Usually, all of this invisible information ultimately renders as user interface, emails, tweets, and multimedia on your computer’s screen, but Stearns wanted to create a more up close and personal exploration of the data–something “compelling but not overly dressed up.” He wanted to visualize the unfettered stream of data before it becomes the pretty pictures and clear sums that live on our screens.
His decision was to map code 1:1 onto tapestry. The bits of binary code were grouped in into woven pixels, meaning the 1s and 0s (which might be depicted in black or white) actually combine to create RGB values in one of 64 different colors. But even with this abridging via color, a complete core memory dump would still translate to 106 million meters of fabric. So Stearns decided to edit, to curate the information into something both manageable and interesting on a tapestry.
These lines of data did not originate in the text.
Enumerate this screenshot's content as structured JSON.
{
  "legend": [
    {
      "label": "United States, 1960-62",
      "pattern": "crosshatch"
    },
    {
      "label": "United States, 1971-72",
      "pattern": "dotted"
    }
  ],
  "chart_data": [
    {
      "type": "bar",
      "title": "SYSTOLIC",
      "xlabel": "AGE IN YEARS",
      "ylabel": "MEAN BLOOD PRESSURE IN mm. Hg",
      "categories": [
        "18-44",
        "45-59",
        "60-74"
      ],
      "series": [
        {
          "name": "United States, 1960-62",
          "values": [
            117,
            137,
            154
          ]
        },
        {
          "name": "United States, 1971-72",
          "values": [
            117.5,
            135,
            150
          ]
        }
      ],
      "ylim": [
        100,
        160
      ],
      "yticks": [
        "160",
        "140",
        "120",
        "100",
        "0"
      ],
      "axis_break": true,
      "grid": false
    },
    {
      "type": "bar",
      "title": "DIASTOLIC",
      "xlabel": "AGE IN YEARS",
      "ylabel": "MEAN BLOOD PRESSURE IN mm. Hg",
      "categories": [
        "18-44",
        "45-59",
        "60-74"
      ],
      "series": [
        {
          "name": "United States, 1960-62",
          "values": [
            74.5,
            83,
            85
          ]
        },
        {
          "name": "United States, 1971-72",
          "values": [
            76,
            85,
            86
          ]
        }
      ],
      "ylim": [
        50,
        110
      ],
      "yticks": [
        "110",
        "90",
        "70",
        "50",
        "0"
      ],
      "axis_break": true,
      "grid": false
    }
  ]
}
“Much of it is filled with incomprehensible digital hash punctuated by stretches of blank space and make for a terribly uninteresting work aside from its sheer scale,” he writes. “There was a period of desensitization as well. When first scanning through the images produced from the memory dump file, almost everything looked like a potential design. After a couple of days of scrolling, certain regions began to stand out.”
The resulting creations are something new. They’re not really glitch art, because the media isn’t generated from rendering mistakes that the computer made. And they’re not really New Aesthetic–at least in Stearn’s eyes, I think this is debatable–because the work fundamentally isn’t about the digital world spilling into the analog world as much as it is us getting a peek into the digital world through the analog world.
However you attempt to classify it, however, Fragmented Memory is as illuminating as it is aesthetically fascinating. Who knew our computers had such beautiful thoughts inside?